The efficacy and mechanism of berberine in improving aging-related cognitive dysfunction: A study based on network pharmacology

Jiuxiu Yao; Wei Wei; Jiayu Wen; Yu Cao; Hao Li

doi:10.3389/fnins.2023.1093180

The efficacy and mechanism of berberine in improving aging-related cognitive dysfunction: A study based on network pharmacology

Front Neurosci. 2023 Jan 20:17:1093180. doi: 10.3389/fnins.2023.1093180. eCollection 2023.

Authors

Jiuxiu Yao¹, Wei Wei^{2

3}, Jiayu Wen⁴, Yu Cao³, Hao Li^{2

3}

Affiliations

¹ College of First Clinical Medicine, Shandong University of Traditional Chinese Medicine, Jinan, China.
² Wangjing Hospital, China Academy of Chinese Medical Sciences, Beijing, China.
³ Department of Geriatrics, Xiyuan Hospital, China Academy of Chinese Medical Sciences, Beijing, China.
⁴ Graduate College, Beijing University of Chinese Medicine, Beijing, China.

Abstract

Objective: To analyze the effects and mechanisms of berberine in the treatment of aging-related cognitive dysfunction based on network pharmacology methods, molecular docking techniques, and animal experiments.

Methods: A mouse model of cognitive dysfunction was constructed by subcutaneous injection of D-galactose (D-gal) for 10 weeks, and the neuroprotective effects of berberine on aging-related cognitive dysfunction mice were evaluated by the Morris water maze (MWM) and immunofluorescence staining. The targets of berberine were obtained by SwissTargetPrediction, GeneCards, and PharmMapper. Putative targets of cognitive dysfunction were obtained by GeneCards, TTD, and DrugBank database. The STRING database and Cytoscape software were applied for protein-protein interaction (PPI) analysis and further screening of core targets. The DAVID database was used for Kyoto Encyclopedia of Genes and Genomes (KEGG) and gene ontology (GO) enrichment analysis to clarify the biological processes and pathways involved in the intersection targets, and AutoDockTools was adopted for molecular docking verification of core targets. Finally, the core genes were validated using real-time quantitative PCR.
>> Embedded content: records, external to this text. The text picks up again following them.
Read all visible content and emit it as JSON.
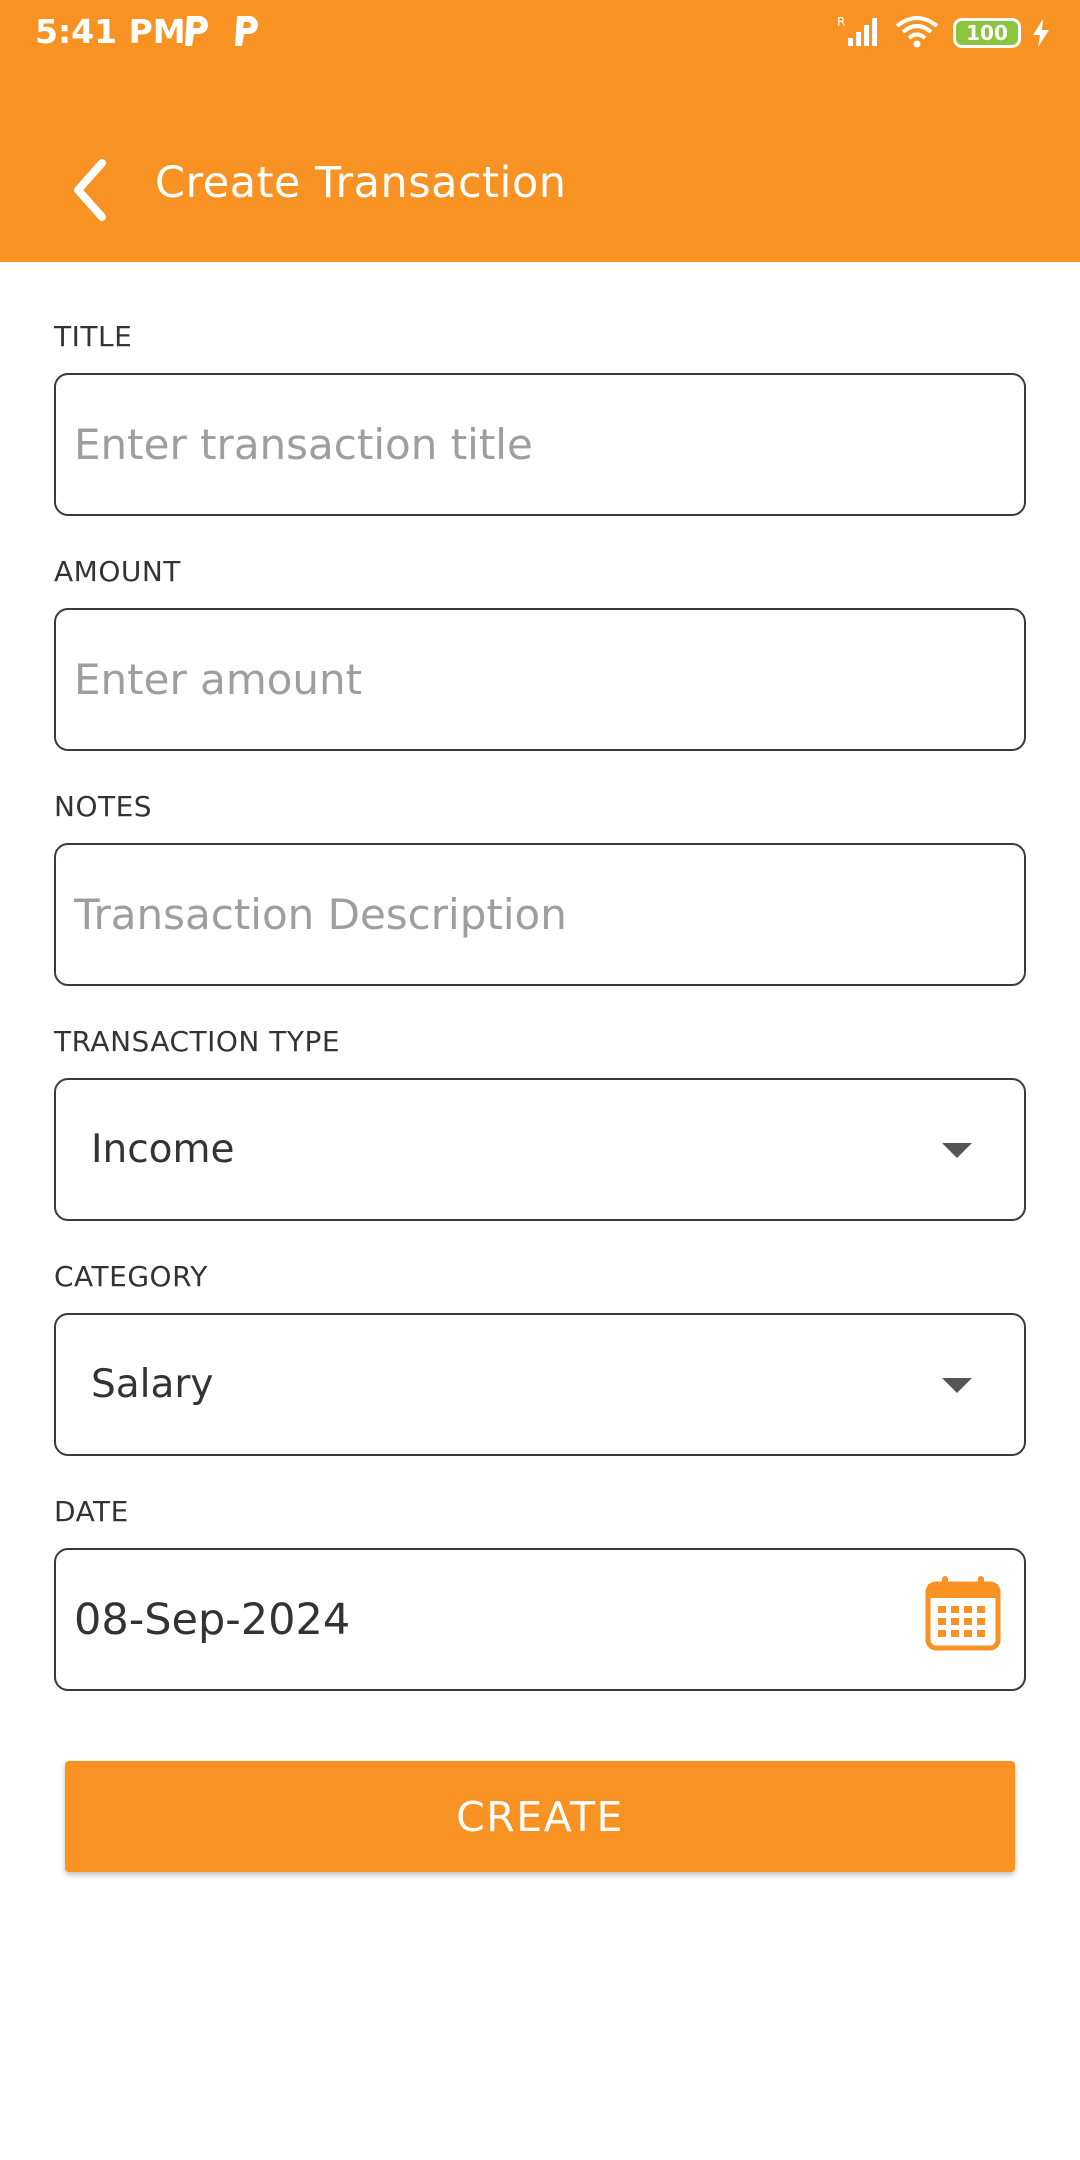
{
  "status_bar": {
    "time": "5:41 PM",
    "battery": "100",
    "icons": [
      "parking-p-icon",
      "parking-p-icon",
      "signal-icon",
      "wifi-icon",
      "battery-icon",
      "charging-icon"
    ]
  },
  "toolbar": {
    "title": "Create Transaction",
    "back_icon": "chevron-left-icon"
  },
  "form": {
    "title": {
      "label": "TITLE",
      "placeholder": "Enter transaction title"
    },
    "amount": {
      "label": "AMOUNT",
      "placeholder": "Enter amount"
    },
    "notes": {
      "label": "NOTES",
      "placeholder": "Transaction Description"
    },
    "transaction_type": {
      "label": "TRANSACTION TYPE",
      "value": "Income"
    },
    "category": {
      "label": "CATEGORY",
      "value": "Salary"
    },
    "date": {
      "label": "DATE",
      "value": "08-Sep-2024",
      "icon": "calendar-icon"
    }
  },
  "actions": {
    "create_label": "CREATE"
  },
  "colors": {
    "accent": "#f79223",
    "text": "#333333",
    "placeholder": "#9e9e9e"
  }
}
Results: The MWM results showed that treatment with berberine significantly improved spatial learning and memory in mice with cognitive decline induced by D-gal. Immunofluorescence staining indicated that berberine modified the levels of aging-related markers in the brain. A total of 386 berberine putative targets associated with cognitive dysfunction were identified based on the public database. The core targets of berberine for improving cognitive function, include Mapk1, Src, Ctnnb1, Akt1, Pik3ca, Tp53, Jun, and Hsp90aa1. GO enrichment and KEGG pathway enrichment analyses indicated that the mechanism of berberine in the treatment of aging-related cognitive dysfunction is attributed to pathways such as PI3K-AKT and MAPK pathways. In vivo experiments further confirmed that Akt1, Ctnnb1, Tp53, and Jun were involved in the neuroprotective actions of berberine.

Conclusion: This study reveals the multi-target and multi-pathway effects of berberine on regulating aging-related cognitive dysfunction, which provides preclinical evidence and may promote new drug development in mitigating cognitive dysfunction.

Keywords: D-galactose; RT-qPCR; berberine; cognitive dysfunction; network pharmacology.

Grants and funding

This study was funded by the Fundamental Research Funds for the Central Public Welfare Research Institutes (ZZ15-YQ-013 and ZZ15-XY-PT-02) and the Science and Technology Innovation Project of Chinese Academy of Traditional Chinese Medicine (CI2021A01401 and CI2021A04618).